Книга Дока (Гарридо, Д.) - страница 108

Как будто есть кто-то, кто может хотеть.

Как будто есть кто-то.


Был человек. Как будто когда-то был человек. Неизвестно когда.

Как будто бывает такое – быть.


Был человек.


Кто-то был где? А где он сейчас?


Он спрашивает меня.

Я есть?

Кто я?


Кто он?

Что значит его вопрос?

Вопрос, то есть незнание. Чего он не знает?


Я, который есть, бредет, бреду, то есть шагаю медленно и бесцельно? Медленно и бессильно? Я иду полями серого пепла, я иду полями.

Вода течет у меня под ногами и в отдалении. Нет рек, есть течения. Струи, потоки. Пепел кружится в пространстве, ложится на воду, ложится на плечи мне, покрывает меня. Я протягиваю ему руки. Пепел ложится в ладони, наполняет их. Я подношу его к лицу, он мягкий. Я стираю его с лица рукой – рука твердая.

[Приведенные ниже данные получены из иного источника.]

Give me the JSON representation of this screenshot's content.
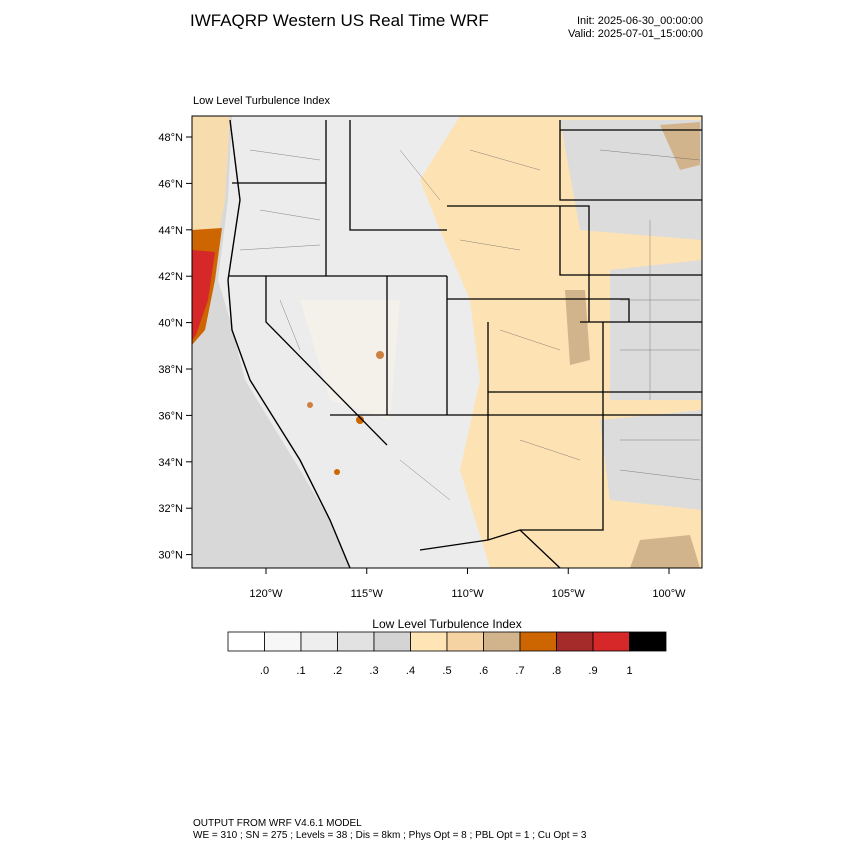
{
  "header": {
    "title": "IWFAQRP Western US Real Time WRF",
    "init": "Init: 2025-06-30_00:00:00",
    "valid": "Valid: 2025-07-01_15:00:00"
  },
  "map": {
    "title": "Low Level Turbulence Index",
    "lat_labels": [
      "48°N",
      "46°N",
      "44°N",
      "42°N",
      "40°N",
      "38°N",
      "36°N",
      "34°N",
      "32°N",
      "30°N"
    ],
    "lon_labels": [
      "120°W",
      "115°W",
      "110°W",
      "105°W",
      "100°W"
    ]
  },
  "colorbar": {
    "title": "Low Level Turbulence Index",
    "colors": [
      "#ffffff",
      "#f7f7f7",
      "#eeeeee",
      "#e2e2e2",
      "#d4d4d4",
      "#ffe4b5",
      "#f5d3a2",
      "#d2b48c",
      "#cd6600",
      "#a52a2a",
      "#d62828",
      "#000000"
    ],
    "labels": [
      ".0",
      ".1",
      ".2",
      ".3",
      ".4",
      ".5",
      ".6",
      ".7",
      ".8",
      ".9",
      "1"
    ]
  },
  "footer": {
    "line1": "OUTPUT FROM WRF V4.6.1 MODEL",
    "line2": "WE = 310 ; SN = 275 ; Levels = 38 ; Dis = 8km ; Phys Opt = 8 ; PBL Opt = 1 ; Cu Opt = 3"
  }
}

Он спрашивает меня, то есть не знает ответа.

Кто он?

Его вопрос нарушает совершенство пространства, то есть его завершенность. Его вопрос подразумевает «да» или «нет», он содержит возможности, порождает неустойчивость. Его вопрос – неопределенность. Неопределенность, то есть…

Я не могу назвать то, что там дальше, я не могу, потому что не знаю, что там дальше. Пепел вздымается вихрями, течения и потоки покрываются рябью, что-то происходит.

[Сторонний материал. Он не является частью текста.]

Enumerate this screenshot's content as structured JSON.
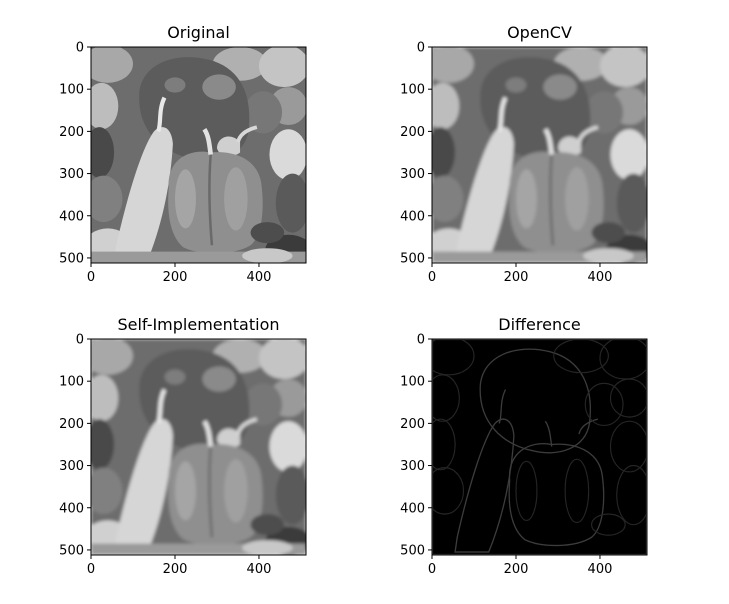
{
  "figure": {
    "panels": [
      {
        "title": "Original"
      },
      {
        "title": "OpenCV"
      },
      {
        "title": "Self-Implementation"
      },
      {
        "title": "Difference"
      }
    ]
  },
  "chart_data": [
    {
      "type": "image",
      "title": "Original",
      "image": "grayscale photo of bell peppers, sharp",
      "colormap": "gray",
      "x_ticks": [
        0,
        200,
        400
      ],
      "y_ticks": [
        0,
        100,
        200,
        300,
        400,
        500
      ],
      "xlim": [
        0,
        512
      ],
      "ylim": [
        512,
        0
      ]
    },
    {
      "type": "image",
      "title": "OpenCV",
      "image": "grayscale photo of bell peppers, blurred",
      "colormap": "gray",
      "x_ticks": [
        0,
        200,
        400
      ],
      "y_ticks": [
        0,
        100,
        200,
        300,
        400,
        500
      ],
      "xlim": [
        0,
        512
      ],
      "ylim": [
        512,
        0
      ]
    },
    {
      "type": "image",
      "title": "Self-Implementation",
      "image": "grayscale photo of bell peppers, blurred",
      "colormap": "gray",
      "x_ticks": [
        0,
        200,
        400
      ],
      "y_ticks": [
        0,
        100,
        200,
        300,
        400,
        500
      ],
      "xlim": [
        0,
        512
      ],
      "ylim": [
        512,
        0
      ]
    },
    {
      "type": "image",
      "title": "Difference",
      "image": "mostly black image with faint edge outlines",
      "colormap": "gray",
      "x_ticks": [
        0,
        200,
        400
      ],
      "y_ticks": [
        0,
        100,
        200,
        300,
        400,
        500
      ],
      "xlim": [
        0,
        512
      ],
      "ylim": [
        512,
        0
      ]
    }
  ]
}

Я чувствую стеснение в груди, я чувствую тугой ком в глотке, я…

Я чувствую.

Боль.

Дрожь.

Что-то рвется наружу из меня – и что-то рвется в меня. Нет. Это я пытаюсь вобрать в себя что-то. Что-то, чего здесь нет.

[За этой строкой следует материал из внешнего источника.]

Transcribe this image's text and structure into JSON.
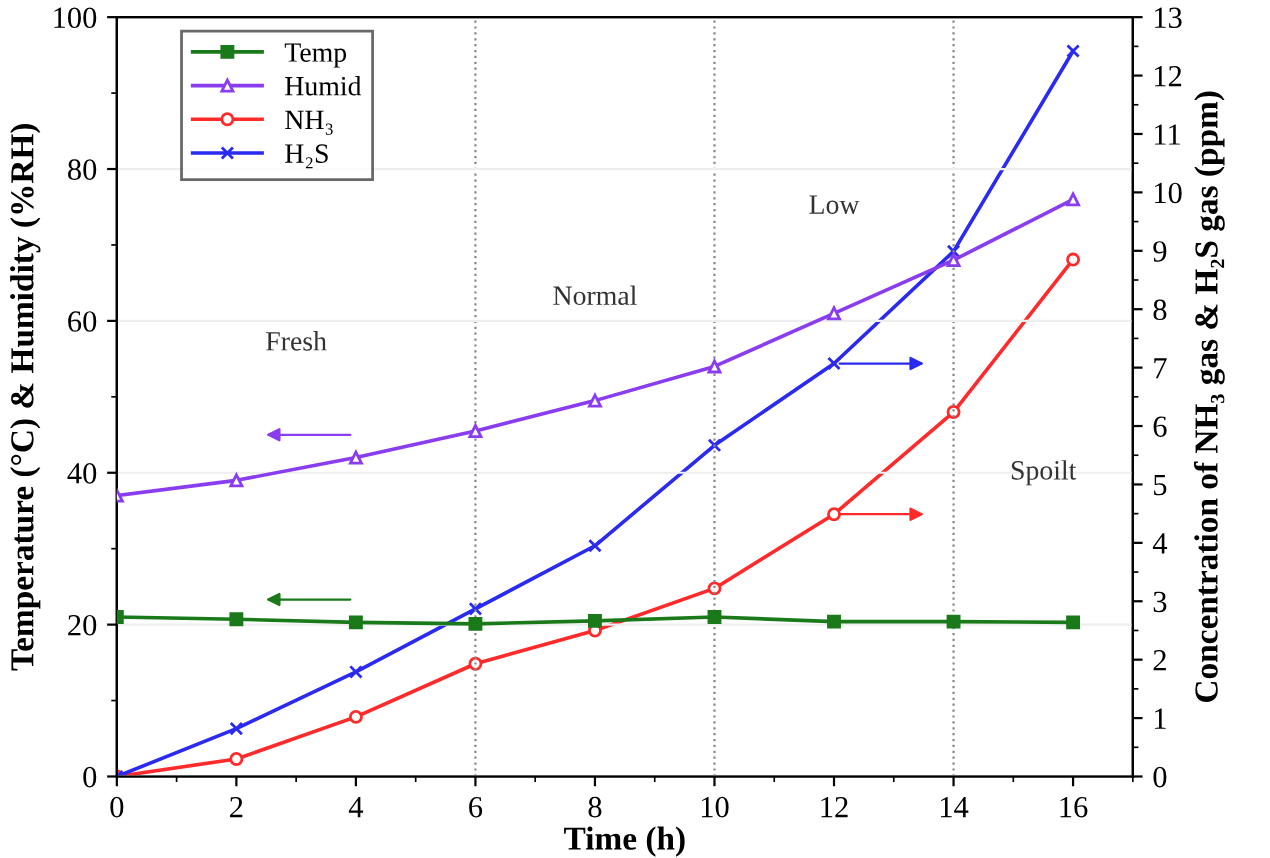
{
  "chart_data": {
    "type": "line",
    "xlabel": "Time (h)",
    "ylabel": "Temperature (°C) & Humidity (%RH)",
    "y2label": "Concentration of NH₃ gas & H₂S gas (ppm)",
    "x": [
      0,
      2,
      4,
      6,
      8,
      10,
      12,
      14,
      16
    ],
    "series": [
      {
        "name": "Temp",
        "color": "#1a7a1a",
        "marker": "square",
        "values": [
          21,
          20.7,
          20.3,
          20.1,
          20.5,
          21,
          20.4,
          20.4,
          20.3
        ]
      },
      {
        "name": "Humid",
        "color": "#8a3cf0",
        "marker": "triangle",
        "values": [
          37,
          39,
          42,
          45.5,
          49.5,
          54,
          61,
          68,
          76
        ]
      },
      {
        "name": "NH₃",
        "color": "#ff2a2a",
        "marker": "circle",
        "axis": "y2",
        "values": [
          0,
          0.3,
          1.02,
          1.93,
          2.5,
          3.22,
          4.49,
          6.24,
          8.85
        ]
      },
      {
        "name": "H₂S",
        "color": "#2a2af0",
        "marker": "cross",
        "axis": "y2",
        "values": [
          0,
          0.82,
          1.79,
          2.87,
          3.95,
          5.67,
          7.07,
          8.99,
          12.42
        ]
      }
    ],
    "xlim": [
      0,
      17
    ],
    "xticks": [
      0,
      2,
      4,
      6,
      8,
      10,
      12,
      14,
      16
    ],
    "ylim": [
      0,
      100
    ],
    "yticks": [
      0,
      20,
      40,
      60,
      80,
      100
    ],
    "y2lim": [
      0,
      13
    ],
    "y2ticks": [
      0,
      1,
      2,
      3,
      4,
      5,
      6,
      7,
      8,
      9,
      10,
      11,
      12,
      13
    ],
    "ref_lines": [
      {
        "axis": "x",
        "value": 6,
        "line_style": "dotted",
        "color": "#888888"
      },
      {
        "axis": "x",
        "value": 10,
        "line_style": "dotted",
        "color": "#888888"
      },
      {
        "axis": "x",
        "value": 14,
        "line_style": "dotted",
        "color": "#888888"
      }
    ],
    "annotations": [
      "Fresh",
      "Normal",
      "Low",
      "Spoilt"
    ],
    "grid": "y",
    "legend": "top left",
    "line_style": "solid"
  }
}
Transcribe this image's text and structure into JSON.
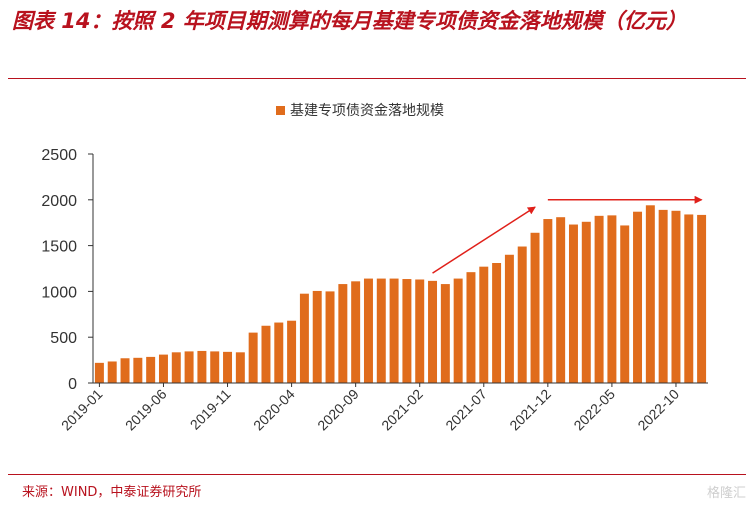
{
  "figure_title": "图表 14：按照 2 年项目期测算的每月基建专项债资金落地规模（亿元）",
  "source": "来源：WIND，中泰证券研究所",
  "watermark": "格隆汇",
  "colors": {
    "bar": "#e06c1c",
    "arrow": "#e0201a",
    "title": "#b8121e"
  },
  "chart_data": {
    "type": "bar",
    "legend": "基建专项债资金落地规模",
    "legend_position": "top-center",
    "grid": false,
    "ylim": [
      0,
      2500
    ],
    "yticks": [
      0,
      500,
      1000,
      1500,
      2000,
      2500
    ],
    "x_tick_labels": [
      "2019-01",
      "2019-06",
      "2019-11",
      "2020-04",
      "2020-09",
      "2021-02",
      "2021-07",
      "2021-12",
      "2022-05",
      "2022-10"
    ],
    "categories": [
      "2019-01",
      "2019-02",
      "2019-03",
      "2019-04",
      "2019-05",
      "2019-06",
      "2019-07",
      "2019-08",
      "2019-09",
      "2019-10",
      "2019-11",
      "2019-12",
      "2020-01",
      "2020-02",
      "2020-03",
      "2020-04",
      "2020-05",
      "2020-06",
      "2020-07",
      "2020-08",
      "2020-09",
      "2020-10",
      "2020-11",
      "2020-12",
      "2021-01",
      "2021-02",
      "2021-03",
      "2021-04",
      "2021-05",
      "2021-06",
      "2021-07",
      "2021-08",
      "2021-09",
      "2021-10",
      "2021-11",
      "2021-12",
      "2022-01",
      "2022-02",
      "2022-03",
      "2022-04",
      "2022-05",
      "2022-06",
      "2022-07",
      "2022-08",
      "2022-09",
      "2022-10",
      "2022-11",
      "2022-12"
    ],
    "values": [
      220,
      235,
      270,
      275,
      285,
      310,
      335,
      345,
      350,
      345,
      340,
      335,
      550,
      625,
      660,
      680,
      975,
      1005,
      1000,
      1080,
      1110,
      1140,
      1140,
      1140,
      1135,
      1130,
      1115,
      1080,
      1140,
      1210,
      1270,
      1310,
      1400,
      1490,
      1640,
      1790,
      1810,
      1730,
      1760,
      1825,
      1830,
      1720,
      1870,
      1940,
      1890,
      1880,
      1840,
      1835
    ],
    "annotations": [
      {
        "type": "arrow",
        "from": [
          "2021-03",
          1200
        ],
        "to": [
          "2021-11",
          1920
        ]
      },
      {
        "type": "arrow",
        "from": [
          "2021-12",
          2000
        ],
        "to": [
          "2022-12",
          2000
        ]
      }
    ]
  }
}
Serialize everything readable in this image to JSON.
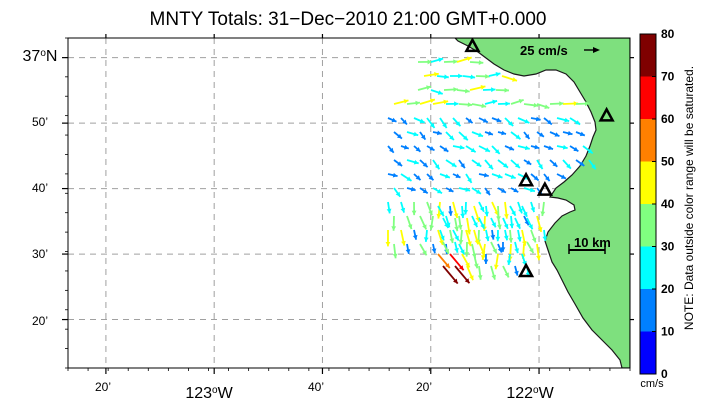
{
  "title": "MNTY Totals: 31−Dec−2010 21:00 GMT+0.000",
  "lat_labels": [
    {
      "deg": "37",
      "sup": "o",
      "hem": "N",
      "lat": 37.0
    },
    {
      "text": "50’",
      "lat": 36.8333
    },
    {
      "text": "40’",
      "lat": 36.6667
    },
    {
      "text": "30’",
      "lat": 36.5
    },
    {
      "text": "20’",
      "lat": 36.3333
    }
  ],
  "lon_labels": [
    {
      "text": "20’",
      "lon": -123.3333
    },
    {
      "deg": "123",
      "sup": "o",
      "hem": "W",
      "lon": -123.0
    },
    {
      "text": "40’",
      "lon": -122.6667
    },
    {
      "text": "20’",
      "lon": -122.3333
    },
    {
      "deg": "122",
      "sup": "o",
      "hem": "W",
      "lon": -122.0
    }
  ],
  "map_extent": {
    "lon_min": -123.45,
    "lon_max": -121.72,
    "lat_min": 36.21,
    "lat_max": 37.05
  },
  "reference_vector": {
    "label": "25 cm/s",
    "speed": 25
  },
  "scale_bar": {
    "label": "10 km"
  },
  "colorbar": {
    "ticks": [
      "80",
      "70",
      "60",
      "50",
      "40",
      "30",
      "20",
      "10",
      "0"
    ],
    "colors": [
      "#7f0000",
      "#ff0000",
      "#ff8000",
      "#ffff00",
      "#80ff80",
      "#00ffff",
      "#0080ff",
      "#0000ff"
    ],
    "note": "NOTE: Data outside color range will be saturated.",
    "units": "cm/s"
  },
  "colors": {
    "land": "#7ee07e",
    "coast": "#1a1a1a",
    "grid": "#a0a0a0"
  },
  "stations": [
    {
      "lon": -122.205,
      "lat": 37.03
    },
    {
      "lon": -121.792,
      "lat": 36.853
    },
    {
      "lon": -122.04,
      "lat": 36.688
    },
    {
      "lon": -121.982,
      "lat": 36.664
    },
    {
      "lon": -122.04,
      "lat": 36.457
    }
  ]
}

Мой рот раскрыт так широко, что рвутся губы, мои пальцы скребут кожу на моей груди, как много у меня есть. То есть, как много меня.

У меня нет чего-то необходимого немедленно, бесконечно давно.

Мне надо…

Я вдыхаю.

Только пепел.


Я не знаю, сколько попыток я сделал.

Так началось время.


Я кричу – мне нечем кричать, в моих легких нет воздуха.

Я кричу. Я не слышу себя – здесь нет воздуха, нет звука.

Есть пространство, но нечем дышать. Есть вода, но невозможно напиться.


Воздуха нет. То есть голоса, которые я слышу, слышны не здесь, доносятся не отсюда. Вот первый голос:

– Так в чем же дело? Если бы это было возможно, Гильгамеш не остался бы безутешным, Орфей не был бы растерзан…

Второй голос:

– И что они сделали не так?

Он смеется.

Тишина. Потом первый голос произносит неуверенно: Гильгамеш вообще не звал Энкиду с собой. И Орфей не спрашивал Эвридику.

Но не в этом же дело, говорит второй голос. Не в этом.

Я узнаю эти голоса – не по звуку, которого здесь вовсе нет. Я узнаю их так, как узнал мои пальцы и мою кожу, когда пытался дышать.

Когда это было, когда я это говорил?

Когда он отвечал мне?

– Так или иначе, им не удалось.

– Это ничего не доказывает. Кто из них, потерпев поражение, встал и пошел обратно, снова, опять, еще раз? Кто ходил дважды и трижды? Один раз не вышло – и что? Сдались? Как дети, ей богу.